Maksut بَالَ الشَّيْطَانُ dalam hadits diatas adalah setan telah berhasil merobohkan dan merusak pendengaran seorang pemuda, dalam arti lain setan benar-benar merusak pendengarannya dan memutus hubungan pemuda tersebut dengan tuhannya karena setan telah menguasai dirinya sehingga dia berhasil mencegah pemuda tersebut untuk melakukan sholat shubuh.
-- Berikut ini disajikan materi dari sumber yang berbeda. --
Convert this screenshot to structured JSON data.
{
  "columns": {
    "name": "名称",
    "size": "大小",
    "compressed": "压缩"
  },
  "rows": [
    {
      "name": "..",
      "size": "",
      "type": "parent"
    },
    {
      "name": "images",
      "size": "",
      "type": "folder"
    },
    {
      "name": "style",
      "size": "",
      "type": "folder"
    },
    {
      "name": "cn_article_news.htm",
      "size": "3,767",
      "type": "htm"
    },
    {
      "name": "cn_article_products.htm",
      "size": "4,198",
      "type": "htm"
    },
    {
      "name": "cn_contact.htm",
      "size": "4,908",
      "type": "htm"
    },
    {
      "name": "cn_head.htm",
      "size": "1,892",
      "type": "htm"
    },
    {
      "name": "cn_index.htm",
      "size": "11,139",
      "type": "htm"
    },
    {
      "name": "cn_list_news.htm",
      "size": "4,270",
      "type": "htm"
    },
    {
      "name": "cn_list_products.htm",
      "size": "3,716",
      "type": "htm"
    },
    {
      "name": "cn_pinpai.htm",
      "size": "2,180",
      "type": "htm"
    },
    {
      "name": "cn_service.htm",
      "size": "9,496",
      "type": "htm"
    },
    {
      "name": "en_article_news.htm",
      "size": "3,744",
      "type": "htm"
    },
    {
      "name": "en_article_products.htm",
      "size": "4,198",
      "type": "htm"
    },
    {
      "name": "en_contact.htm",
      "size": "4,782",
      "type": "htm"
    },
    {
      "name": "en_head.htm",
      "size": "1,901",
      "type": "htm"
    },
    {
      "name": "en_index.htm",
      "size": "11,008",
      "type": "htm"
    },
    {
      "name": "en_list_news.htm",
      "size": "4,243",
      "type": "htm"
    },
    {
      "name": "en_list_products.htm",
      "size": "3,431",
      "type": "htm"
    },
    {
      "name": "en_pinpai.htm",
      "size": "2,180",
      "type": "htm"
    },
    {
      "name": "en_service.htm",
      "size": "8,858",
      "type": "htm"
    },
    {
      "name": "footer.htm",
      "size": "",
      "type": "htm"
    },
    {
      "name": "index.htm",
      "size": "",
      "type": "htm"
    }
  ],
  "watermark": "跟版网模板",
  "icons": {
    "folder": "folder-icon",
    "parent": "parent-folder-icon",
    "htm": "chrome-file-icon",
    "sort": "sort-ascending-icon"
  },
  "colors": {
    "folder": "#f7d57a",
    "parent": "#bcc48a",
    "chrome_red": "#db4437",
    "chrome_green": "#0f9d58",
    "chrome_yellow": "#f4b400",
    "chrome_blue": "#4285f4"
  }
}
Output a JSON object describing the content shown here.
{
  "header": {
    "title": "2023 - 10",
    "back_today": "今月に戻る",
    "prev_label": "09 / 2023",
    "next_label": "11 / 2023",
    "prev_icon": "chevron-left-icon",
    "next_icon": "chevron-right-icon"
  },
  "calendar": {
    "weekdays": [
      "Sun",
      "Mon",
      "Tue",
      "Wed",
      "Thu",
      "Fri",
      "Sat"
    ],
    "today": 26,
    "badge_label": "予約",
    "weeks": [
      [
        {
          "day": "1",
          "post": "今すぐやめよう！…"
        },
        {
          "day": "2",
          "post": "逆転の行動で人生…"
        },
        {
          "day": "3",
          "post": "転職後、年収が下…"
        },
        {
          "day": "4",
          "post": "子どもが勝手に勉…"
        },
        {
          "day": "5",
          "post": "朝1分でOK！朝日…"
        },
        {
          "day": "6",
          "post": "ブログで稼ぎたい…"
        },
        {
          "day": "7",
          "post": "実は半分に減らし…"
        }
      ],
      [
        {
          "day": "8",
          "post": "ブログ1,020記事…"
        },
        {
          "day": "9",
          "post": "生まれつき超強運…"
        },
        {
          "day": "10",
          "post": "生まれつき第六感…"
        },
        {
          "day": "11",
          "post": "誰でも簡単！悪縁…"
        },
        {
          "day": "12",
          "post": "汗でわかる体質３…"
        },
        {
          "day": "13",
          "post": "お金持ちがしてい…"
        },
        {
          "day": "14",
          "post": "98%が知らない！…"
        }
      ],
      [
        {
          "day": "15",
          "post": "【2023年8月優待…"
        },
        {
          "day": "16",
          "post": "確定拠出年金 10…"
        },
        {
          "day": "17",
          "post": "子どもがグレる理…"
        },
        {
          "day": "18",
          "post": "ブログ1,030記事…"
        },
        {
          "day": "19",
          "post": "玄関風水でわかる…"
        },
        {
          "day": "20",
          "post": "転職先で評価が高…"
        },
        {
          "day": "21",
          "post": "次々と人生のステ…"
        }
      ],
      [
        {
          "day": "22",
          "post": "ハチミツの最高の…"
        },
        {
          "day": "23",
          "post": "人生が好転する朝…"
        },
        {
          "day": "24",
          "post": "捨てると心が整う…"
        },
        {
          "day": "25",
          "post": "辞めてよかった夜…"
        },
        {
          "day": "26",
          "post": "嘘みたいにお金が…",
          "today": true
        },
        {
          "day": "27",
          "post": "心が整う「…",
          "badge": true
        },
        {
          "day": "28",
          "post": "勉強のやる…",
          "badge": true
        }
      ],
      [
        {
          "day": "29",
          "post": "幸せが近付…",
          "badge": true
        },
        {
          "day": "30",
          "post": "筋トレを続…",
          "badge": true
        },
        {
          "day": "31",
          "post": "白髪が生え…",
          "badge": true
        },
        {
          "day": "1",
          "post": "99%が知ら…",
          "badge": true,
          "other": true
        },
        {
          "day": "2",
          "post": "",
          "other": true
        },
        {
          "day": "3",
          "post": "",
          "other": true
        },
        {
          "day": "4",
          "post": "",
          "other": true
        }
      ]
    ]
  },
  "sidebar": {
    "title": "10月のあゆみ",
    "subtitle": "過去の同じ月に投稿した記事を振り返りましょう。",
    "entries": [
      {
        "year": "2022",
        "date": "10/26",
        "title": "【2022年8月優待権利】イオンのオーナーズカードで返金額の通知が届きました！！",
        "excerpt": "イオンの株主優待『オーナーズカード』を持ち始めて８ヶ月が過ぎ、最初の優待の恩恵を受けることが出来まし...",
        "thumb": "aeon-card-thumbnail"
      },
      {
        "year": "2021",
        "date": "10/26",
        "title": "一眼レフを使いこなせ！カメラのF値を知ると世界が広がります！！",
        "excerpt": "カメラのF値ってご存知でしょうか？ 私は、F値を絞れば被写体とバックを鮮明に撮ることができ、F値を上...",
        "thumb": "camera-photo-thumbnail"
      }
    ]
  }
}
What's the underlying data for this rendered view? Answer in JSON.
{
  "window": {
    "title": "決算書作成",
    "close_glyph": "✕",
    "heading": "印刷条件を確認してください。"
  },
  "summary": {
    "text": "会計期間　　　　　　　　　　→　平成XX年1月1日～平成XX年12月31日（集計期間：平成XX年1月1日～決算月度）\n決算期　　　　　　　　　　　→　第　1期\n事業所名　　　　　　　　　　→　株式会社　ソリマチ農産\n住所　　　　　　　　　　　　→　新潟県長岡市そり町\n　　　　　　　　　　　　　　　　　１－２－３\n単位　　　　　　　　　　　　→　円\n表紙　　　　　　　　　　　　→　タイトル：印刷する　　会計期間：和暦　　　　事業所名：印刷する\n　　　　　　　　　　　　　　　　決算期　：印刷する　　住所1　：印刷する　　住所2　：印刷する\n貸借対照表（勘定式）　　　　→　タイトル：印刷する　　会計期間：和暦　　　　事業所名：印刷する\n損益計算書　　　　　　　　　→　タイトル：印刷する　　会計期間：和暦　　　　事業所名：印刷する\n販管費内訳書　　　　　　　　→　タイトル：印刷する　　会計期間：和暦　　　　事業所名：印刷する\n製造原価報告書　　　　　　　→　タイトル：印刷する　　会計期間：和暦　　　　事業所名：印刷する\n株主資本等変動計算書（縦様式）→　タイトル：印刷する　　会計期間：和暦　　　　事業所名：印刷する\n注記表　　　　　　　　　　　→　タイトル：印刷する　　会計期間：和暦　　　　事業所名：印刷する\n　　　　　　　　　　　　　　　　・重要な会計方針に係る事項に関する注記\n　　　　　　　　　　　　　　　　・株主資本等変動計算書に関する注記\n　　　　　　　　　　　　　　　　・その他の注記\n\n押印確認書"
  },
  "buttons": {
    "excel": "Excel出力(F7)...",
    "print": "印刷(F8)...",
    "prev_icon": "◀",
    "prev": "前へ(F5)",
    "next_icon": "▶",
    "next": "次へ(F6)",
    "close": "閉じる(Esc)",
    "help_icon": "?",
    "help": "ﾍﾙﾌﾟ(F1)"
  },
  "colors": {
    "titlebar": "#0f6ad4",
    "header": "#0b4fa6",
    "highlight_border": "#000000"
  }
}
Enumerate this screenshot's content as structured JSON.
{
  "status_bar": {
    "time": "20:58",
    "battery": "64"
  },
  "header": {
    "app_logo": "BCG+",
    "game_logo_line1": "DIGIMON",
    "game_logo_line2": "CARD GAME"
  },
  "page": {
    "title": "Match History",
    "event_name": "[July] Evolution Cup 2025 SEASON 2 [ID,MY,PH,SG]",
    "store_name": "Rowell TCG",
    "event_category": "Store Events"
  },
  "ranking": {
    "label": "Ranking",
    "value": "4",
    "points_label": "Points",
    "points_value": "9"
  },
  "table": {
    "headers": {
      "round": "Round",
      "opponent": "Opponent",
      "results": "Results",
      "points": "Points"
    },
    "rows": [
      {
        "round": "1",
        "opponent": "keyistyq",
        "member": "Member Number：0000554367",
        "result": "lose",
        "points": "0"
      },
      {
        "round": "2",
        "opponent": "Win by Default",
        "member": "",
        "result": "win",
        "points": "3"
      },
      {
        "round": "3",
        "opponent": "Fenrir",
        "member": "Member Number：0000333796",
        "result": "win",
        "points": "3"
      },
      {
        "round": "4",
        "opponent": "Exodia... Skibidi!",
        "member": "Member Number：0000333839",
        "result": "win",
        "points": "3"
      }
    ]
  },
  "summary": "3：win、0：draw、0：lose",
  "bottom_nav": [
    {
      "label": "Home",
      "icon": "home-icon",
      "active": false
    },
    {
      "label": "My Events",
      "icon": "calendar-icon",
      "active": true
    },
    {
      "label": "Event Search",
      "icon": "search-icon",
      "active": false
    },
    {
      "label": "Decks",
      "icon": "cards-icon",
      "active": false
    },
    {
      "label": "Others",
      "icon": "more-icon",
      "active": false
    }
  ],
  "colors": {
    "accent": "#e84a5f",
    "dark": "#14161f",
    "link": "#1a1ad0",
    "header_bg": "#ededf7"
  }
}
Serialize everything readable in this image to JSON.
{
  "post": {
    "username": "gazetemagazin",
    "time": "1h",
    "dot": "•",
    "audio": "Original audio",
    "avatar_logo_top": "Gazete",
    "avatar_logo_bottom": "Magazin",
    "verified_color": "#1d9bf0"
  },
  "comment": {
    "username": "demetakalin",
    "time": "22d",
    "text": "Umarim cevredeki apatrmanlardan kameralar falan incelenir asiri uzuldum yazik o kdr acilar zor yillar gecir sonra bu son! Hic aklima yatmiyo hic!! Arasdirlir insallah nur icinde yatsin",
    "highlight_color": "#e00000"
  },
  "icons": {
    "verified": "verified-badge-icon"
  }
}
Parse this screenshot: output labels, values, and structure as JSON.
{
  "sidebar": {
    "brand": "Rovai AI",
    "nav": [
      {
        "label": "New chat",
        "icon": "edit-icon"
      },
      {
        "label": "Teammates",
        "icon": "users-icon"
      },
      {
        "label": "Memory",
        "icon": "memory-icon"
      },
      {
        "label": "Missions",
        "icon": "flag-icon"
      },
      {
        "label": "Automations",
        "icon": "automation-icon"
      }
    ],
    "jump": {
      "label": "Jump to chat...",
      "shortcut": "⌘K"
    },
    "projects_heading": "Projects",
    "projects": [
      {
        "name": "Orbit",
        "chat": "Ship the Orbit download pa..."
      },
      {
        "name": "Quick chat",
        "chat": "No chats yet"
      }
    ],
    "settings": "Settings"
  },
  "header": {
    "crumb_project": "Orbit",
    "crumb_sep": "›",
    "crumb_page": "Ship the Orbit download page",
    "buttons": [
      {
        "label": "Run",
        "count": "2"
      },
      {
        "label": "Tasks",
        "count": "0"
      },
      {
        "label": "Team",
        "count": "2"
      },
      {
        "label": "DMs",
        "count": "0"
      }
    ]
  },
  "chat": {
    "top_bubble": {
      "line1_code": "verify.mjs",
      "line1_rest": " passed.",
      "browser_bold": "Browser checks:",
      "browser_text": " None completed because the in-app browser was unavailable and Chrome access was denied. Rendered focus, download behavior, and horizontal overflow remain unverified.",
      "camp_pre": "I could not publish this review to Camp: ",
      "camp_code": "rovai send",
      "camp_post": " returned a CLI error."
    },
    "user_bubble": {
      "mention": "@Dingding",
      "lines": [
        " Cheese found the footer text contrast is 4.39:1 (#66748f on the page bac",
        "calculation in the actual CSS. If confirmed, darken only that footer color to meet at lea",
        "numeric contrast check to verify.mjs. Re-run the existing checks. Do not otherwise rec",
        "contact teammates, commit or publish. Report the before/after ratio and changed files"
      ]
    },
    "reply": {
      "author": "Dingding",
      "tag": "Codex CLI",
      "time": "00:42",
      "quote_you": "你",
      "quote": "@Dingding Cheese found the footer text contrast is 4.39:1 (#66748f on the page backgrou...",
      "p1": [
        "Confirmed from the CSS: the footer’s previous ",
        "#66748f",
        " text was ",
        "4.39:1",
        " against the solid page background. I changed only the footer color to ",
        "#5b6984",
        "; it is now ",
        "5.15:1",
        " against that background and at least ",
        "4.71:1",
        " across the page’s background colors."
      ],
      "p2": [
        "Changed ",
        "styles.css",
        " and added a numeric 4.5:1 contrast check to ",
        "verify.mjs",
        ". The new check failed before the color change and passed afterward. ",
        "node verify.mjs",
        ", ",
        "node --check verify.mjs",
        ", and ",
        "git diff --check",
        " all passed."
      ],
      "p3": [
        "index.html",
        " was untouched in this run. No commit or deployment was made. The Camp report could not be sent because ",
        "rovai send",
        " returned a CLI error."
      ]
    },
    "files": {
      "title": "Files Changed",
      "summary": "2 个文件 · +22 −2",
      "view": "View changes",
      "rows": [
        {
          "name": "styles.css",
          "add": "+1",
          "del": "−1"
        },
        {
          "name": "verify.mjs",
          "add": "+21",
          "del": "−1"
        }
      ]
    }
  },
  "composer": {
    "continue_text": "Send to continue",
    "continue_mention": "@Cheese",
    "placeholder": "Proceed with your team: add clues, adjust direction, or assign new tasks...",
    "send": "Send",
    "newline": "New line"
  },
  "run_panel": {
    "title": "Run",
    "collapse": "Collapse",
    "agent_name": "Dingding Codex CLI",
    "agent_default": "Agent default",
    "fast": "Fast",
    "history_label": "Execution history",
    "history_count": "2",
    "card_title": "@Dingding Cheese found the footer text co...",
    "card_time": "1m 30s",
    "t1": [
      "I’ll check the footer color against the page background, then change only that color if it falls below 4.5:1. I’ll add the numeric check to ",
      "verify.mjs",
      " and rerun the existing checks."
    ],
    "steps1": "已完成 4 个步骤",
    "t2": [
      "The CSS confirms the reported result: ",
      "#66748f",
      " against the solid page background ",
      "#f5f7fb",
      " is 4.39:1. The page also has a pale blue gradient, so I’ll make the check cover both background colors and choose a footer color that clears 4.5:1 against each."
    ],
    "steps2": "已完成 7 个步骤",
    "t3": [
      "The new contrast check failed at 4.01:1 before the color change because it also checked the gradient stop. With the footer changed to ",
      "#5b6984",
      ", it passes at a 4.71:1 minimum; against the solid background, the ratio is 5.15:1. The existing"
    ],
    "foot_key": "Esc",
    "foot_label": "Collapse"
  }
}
Dalam shahih muslim li syarhi an-nawawi disebutkan mengenai pendapat tentang بَالَ الشَّيْطَانُ, Ibnu Quthaibah berpendapat bahwa yang dimaksut بَالَ dalam hadits diatas adalah afsadahu .(setan telah merusakkan kuping seorang pemuda).sedangkan muhallab, atthohawai,dan yang lainnya berpendapat bahwa maksut بَال dalam hadits diatas adalah isti’aroh dan isyaroh bagi inqiyatnya setan dan sewenang-wenangnya setan terhadap diri sehingga mengakibatkan terputusnya diri terhadap tengkuk belakang lehernya.dan juga ada yang berpendapat bahwa maksutnya yaitu memandang ringan, memandang remeh, dan melemahkan.
Kesimpulan :
Makna majazi adalah makna yang tidak sebenarnya disebabkan adanya hubungan-hubungan tertentu dan disertai karinah yang mengharuskan untuk tidak dimaknai secara hakiki. Sedangkan ma’na dari hadits diatas adalah disebutkan pada sisi Rasulullah mengenai seorang laki-laki yang tidur pada malam hari, sehingga ia tidak melakukan sholat shubuh, Rasul bersabda itu adalah seorang laki-laki yang dimana setan telah berhasil merusak kedua telinganya (pendengaran) sehingga laki laki tersebut tidak lagi taat kepada Allah SWT dengan meninggalkan sholat.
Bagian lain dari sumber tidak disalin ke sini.